Sanssouci: Vorschlag
■ Russische Künstlerinnen – ein Film von Natalja Sharandak
Sirenenhafte Klänge, prunkvoll verkleidete Sängerinnen mit abenteuerlichen Kopfbedeckungen, jedes Lied ist eine Performance. Die Konzerte der St. Petersburger Frauenband Kolibri stellen jeden MTV-Clip in den Schatten. Sie haben sich bewußt dafür entschieden, als Frauengruppe aufzutreten, einige ihrer Texte sind ein „eindeutig auf die Männer gerichteter Pfeil“. So handelt eines der Lieder von einer Frau, die verlassen wurde, weil sie zu unabhängig war. Aber Feminismus? „Als Russinnen wissen wir nicht, was Feminismus ist.“ Ähnlich widersprüchlich fallen auch die Antworten der anderen vier Künstlerinnen aus, die die russische Filmemacherin Natalja Sharandak nach dem spezifisch Weiblichen in ihrer Kunst befragt hat. Die Spannbreite reicht von der biologistischen Sicht der Fotografin Vita Bujvid („Es gibt einen Unterschied im Schaffensprozeß zwischen Mann und Frau. Das gibt die Natur vor. Mann und Frau haben eine unterschiedliche Art zu denken.“) bis zur kühnen Aussage der Malerin Bella Matvejeva: „Die Grenzen verwischen immer mehr.

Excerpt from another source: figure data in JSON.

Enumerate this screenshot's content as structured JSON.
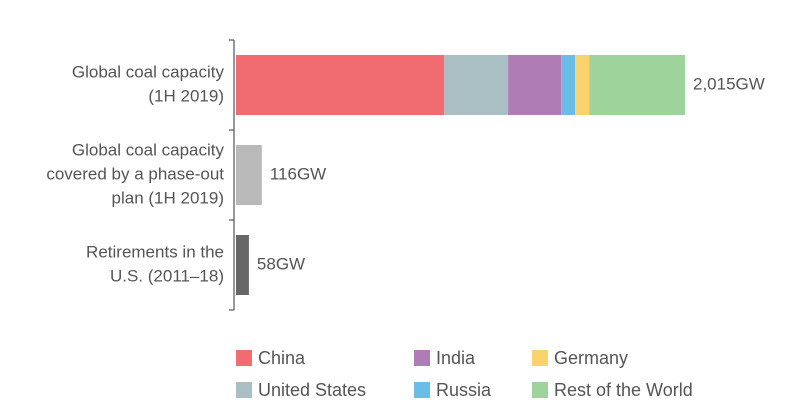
{
  "chart_data": {
    "type": "bar",
    "orientation": "horizontal",
    "stacked": true,
    "categories": [
      [
        "Global coal capacity",
        "(1H 2019)"
      ],
      [
        "Global coal capacity",
        "covered by a phase-out",
        "plan (1H 2019)"
      ],
      [
        "Retirements in the",
        "U.S. (2011–18)"
      ]
    ],
    "values": [
      2015,
      116,
      58
    ],
    "value_labels": [
      "2,015GW",
      "116GW",
      "58GW"
    ],
    "colors": [
      null,
      "#b9b9b9",
      "#676767"
    ],
    "series": [
      {
        "name": "China",
        "color": "#f06c71",
        "values": [
          934,
          null,
          null
        ]
      },
      {
        "name": "United States",
        "color": "#a9bfc3",
        "values": [
          287,
          null,
          null
        ]
      },
      {
        "name": "India",
        "color": "#b07cb5",
        "values": [
          238,
          null,
          null
        ]
      },
      {
        "name": "Russia",
        "color": "#6cbde6",
        "values": [
          63,
          null,
          null
        ]
      },
      {
        "name": "Germany",
        "color": "#f8d36c",
        "values": [
          63,
          null,
          null
        ]
      },
      {
        "name": "Rest of the World",
        "color": "#9ed49b",
        "values": [
          430,
          null,
          null
        ]
      }
    ]
  }
}
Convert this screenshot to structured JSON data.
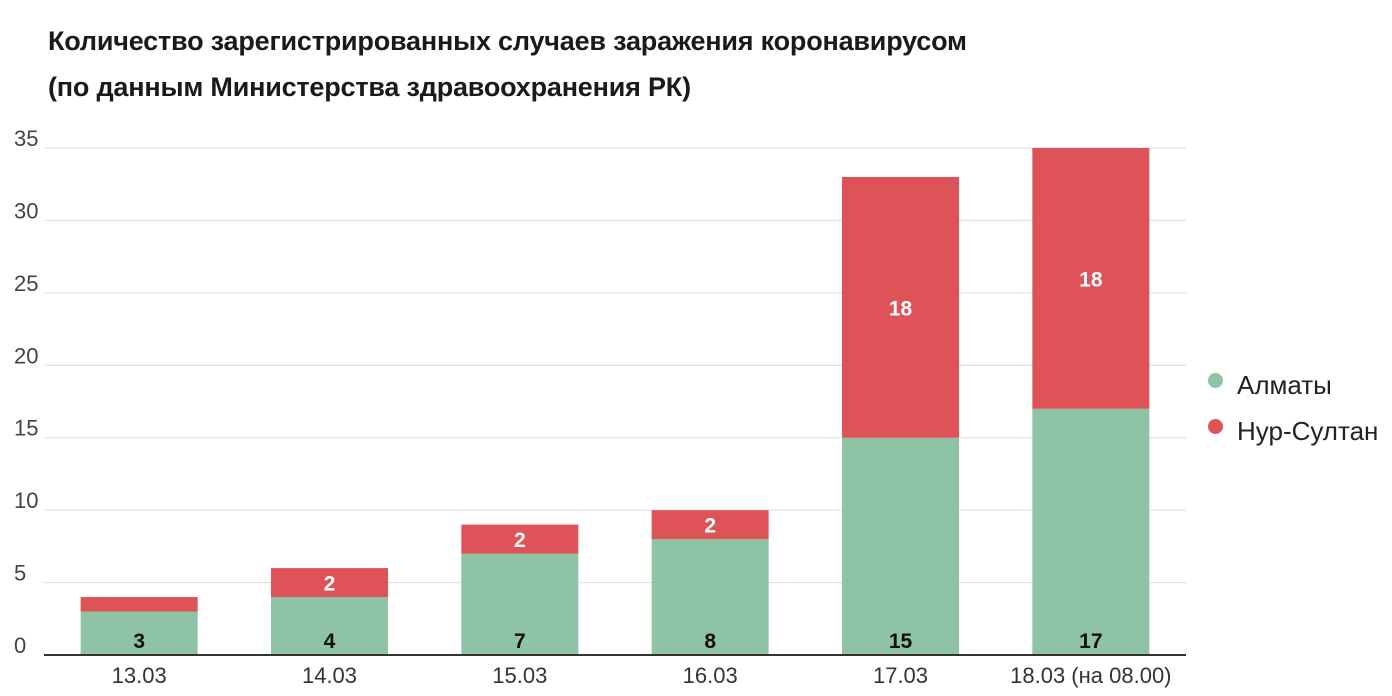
{
  "title_line1": "Количество зарегистрированных случаев заражения коронавирусом",
  "title_line2": "(по данным Министерства здравоохранения РК)",
  "chart_data": {
    "type": "bar",
    "stacked": true,
    "categories": [
      "13.03",
      "14.03",
      "15.03",
      "16.03",
      "17.03",
      "18.03 (на 08.00)"
    ],
    "series": [
      {
        "name": "Алматы",
        "color": "#8fc3a6",
        "values": [
          3,
          4,
          7,
          8,
          15,
          17
        ],
        "labels": [
          "3",
          "4",
          "7",
          "8",
          "15",
          "17"
        ]
      },
      {
        "name": "Нур-Султан",
        "color": "#dd5357",
        "values": [
          1,
          2,
          2,
          2,
          18,
          18
        ],
        "labels": [
          "",
          "2",
          "2",
          "2",
          "18",
          "18"
        ]
      }
    ],
    "yticks": [
      0,
      5,
      10,
      15,
      20,
      25,
      30,
      35
    ],
    "ylim": [
      0,
      35
    ],
    "grid": true,
    "legend": "right"
  }
}
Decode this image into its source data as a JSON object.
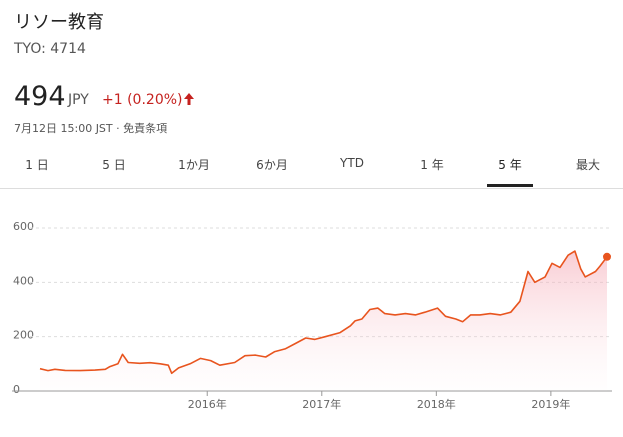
{
  "header": {
    "name": "リソー教育",
    "ticker": "TYO: 4714"
  },
  "quote": {
    "price": "494",
    "currency": "JPY",
    "change": "+1 (0.20%)",
    "timestamp": "7月12日 15:00 JST",
    "disclaimer": "免責条項"
  },
  "tabs": [
    "1 日",
    "5 日",
    "1か月",
    "6か月",
    "YTD",
    "1 年",
    "5 年",
    "最大"
  ],
  "selected_tab": 6,
  "chart_data": {
    "type": "area",
    "x": [
      2014.54,
      2014.61,
      2014.67,
      2014.76,
      2014.89,
      2015.02,
      2015.11,
      2015.15,
      2015.22,
      2015.26,
      2015.31,
      2015.41,
      2015.5,
      2015.59,
      2015.66,
      2015.69,
      2015.75,
      2015.85,
      2015.94,
      2016.03,
      2016.11,
      2016.24,
      2016.33,
      2016.42,
      2016.51,
      2016.59,
      2016.68,
      2016.77,
      2016.86,
      2016.94,
      2017.03,
      2017.16,
      2017.25,
      2017.29,
      2017.35,
      2017.42,
      2017.49,
      2017.55,
      2017.64,
      2017.73,
      2017.82,
      2017.9,
      2018.01,
      2018.08,
      2018.17,
      2018.23,
      2018.3,
      2018.38,
      2018.47,
      2018.56,
      2018.65,
      2018.73,
      2018.8,
      2018.86,
      2018.95,
      2019.01,
      2019.08,
      2019.15,
      2019.21,
      2019.26,
      2019.3,
      2019.39,
      2019.43,
      2019.49
    ],
    "values": [
      82,
      75,
      80,
      76,
      75,
      77,
      80,
      90,
      100,
      135,
      105,
      102,
      104,
      100,
      95,
      65,
      85,
      100,
      120,
      112,
      95,
      105,
      130,
      132,
      125,
      145,
      155,
      175,
      195,
      190,
      200,
      215,
      240,
      258,
      265,
      300,
      305,
      285,
      280,
      285,
      280,
      290,
      305,
      275,
      265,
      255,
      280,
      280,
      285,
      280,
      290,
      330,
      440,
      400,
      420,
      470,
      455,
      500,
      515,
      450,
      420,
      440,
      460,
      494
    ],
    "color": "#e8541e",
    "xlim": [
      2014.54,
      2019.49
    ],
    "xticks": [
      {
        "value": 2016,
        "label": "2016年"
      },
      {
        "value": 2017,
        "label": "2017年"
      },
      {
        "value": 2018,
        "label": "2018年"
      },
      {
        "value": 2019,
        "label": "2019年"
      }
    ],
    "ylim": [
      0,
      600
    ],
    "yticks": [
      0,
      200,
      400,
      600
    ],
    "grid": true
  }
}
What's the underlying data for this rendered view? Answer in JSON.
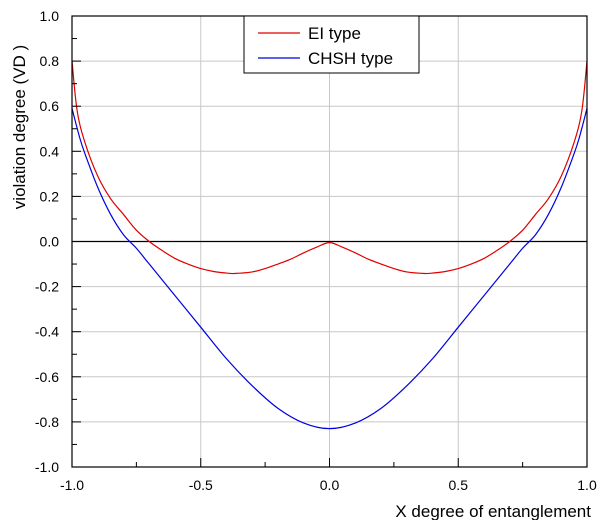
{
  "chart_data": {
    "type": "line",
    "xlabel": "X degree of entanglement",
    "ylabel": "violation degree (VD )",
    "xlim": [
      -1.0,
      1.0
    ],
    "ylim": [
      -1.0,
      1.0
    ],
    "grid": true,
    "legend_position": "top-center",
    "x_ticks": [
      "-1.0",
      "-0.5",
      "0.0",
      "0.5",
      "1.0"
    ],
    "y_ticks": [
      "-1.0",
      "-0.8",
      "-0.6",
      "-0.4",
      "-0.2",
      "0.0",
      "0.2",
      "0.4",
      "0.6",
      "0.8",
      "1.0"
    ],
    "series": [
      {
        "name": "EI type",
        "color": "#e00000",
        "x": [
          -1.0,
          -0.98,
          -0.95,
          -0.9,
          -0.85,
          -0.8,
          -0.75,
          -0.7,
          -0.65,
          -0.6,
          -0.55,
          -0.5,
          -0.45,
          -0.4,
          -0.37,
          -0.3,
          -0.25,
          -0.2,
          -0.15,
          -0.1,
          -0.05,
          0.0,
          0.05,
          0.1,
          0.15,
          0.2,
          0.25,
          0.3,
          0.37,
          0.4,
          0.45,
          0.5,
          0.55,
          0.6,
          0.65,
          0.7,
          0.75,
          0.8,
          0.85,
          0.9,
          0.95,
          0.98,
          1.0
        ],
        "y": [
          0.8,
          0.58,
          0.44,
          0.29,
          0.19,
          0.12,
          0.05,
          0.0,
          -0.04,
          -0.075,
          -0.1,
          -0.12,
          -0.133,
          -0.14,
          -0.142,
          -0.135,
          -0.12,
          -0.1,
          -0.078,
          -0.05,
          -0.025,
          -0.005,
          -0.025,
          -0.05,
          -0.078,
          -0.1,
          -0.12,
          -0.135,
          -0.142,
          -0.14,
          -0.133,
          -0.12,
          -0.1,
          -0.075,
          -0.04,
          0.0,
          0.05,
          0.12,
          0.19,
          0.29,
          0.44,
          0.58,
          0.8
        ]
      },
      {
        "name": "CHSH type",
        "color": "#0000e0",
        "x": [
          -1.0,
          -0.97,
          -0.95,
          -0.9,
          -0.85,
          -0.8,
          -0.75,
          -0.7,
          -0.6,
          -0.5,
          -0.4,
          -0.3,
          -0.2,
          -0.1,
          0.0,
          0.1,
          0.2,
          0.3,
          0.4,
          0.5,
          0.6,
          0.7,
          0.75,
          0.8,
          0.85,
          0.9,
          0.95,
          0.97,
          1.0
        ],
        "y": [
          0.59,
          0.46,
          0.39,
          0.24,
          0.12,
          0.03,
          -0.03,
          -0.1,
          -0.24,
          -0.38,
          -0.52,
          -0.64,
          -0.74,
          -0.805,
          -0.83,
          -0.805,
          -0.74,
          -0.64,
          -0.52,
          -0.38,
          -0.24,
          -0.1,
          -0.03,
          0.03,
          0.12,
          0.24,
          0.39,
          0.46,
          0.59
        ]
      }
    ],
    "reference_line": {
      "y": 0.0,
      "color": "#000000"
    }
  }
}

Ich bin ebenso Frau wie Mann.“
Mit dem Wort Feministin mögen sich die Künstlerinnen nicht identifizieren, was sicher auch daran liegt, daß der Begriff in der Sowjetunion als beleidigend, bestenfalls belustigend galt und auch heute noch mißverstanden wird. Aber feministische Ideen liegen den im Film interviewten Künstlerinnen sehr nahe. Dennoch: ihre Werke lassen sich nicht nur unter diesem Aspekt betrachten. Vita Bujvid hat für ihre Serie umhäkelter Fotos im Stil der vierziger Jahre bewußt die Form des Kitsches gewählt, der in totalitären Zeiten eine besonders starke Rolle spiele, „Verteidigung vor Schrecken und Angst“ sei. Und die Bilder von Bella Matvejeva erinnern mit ihren goldenen Ornamenten und kühlen Zwanziger-Jahre-Schönheiten an Jugendstilgemälde. Mit dem Titel ihres Films, „Arithmetik der Gleichberechtigung“ bezieht sich Sharandak auf die russische Dichterin und Religionsphilosophin Zinaida Grippius. Diese legte in den dreißiger Jahren in dem Artikel „Die Arithmetik der Liebe“ ihre Theorie über die Liebe dar. Für Sharandak gilt die Gleichung: ohne Gleichberechtigung keine Liebe. Dorothee Winden
„Arithmetik der Gleichberechtigung“ von Natalja Sharandak, morgen, 19.30 und 22 Uhr bei Cine Sisters im KOB, Potsdamer Straße 159, nur für Frauen. Die Filmemacherin ist anwesend.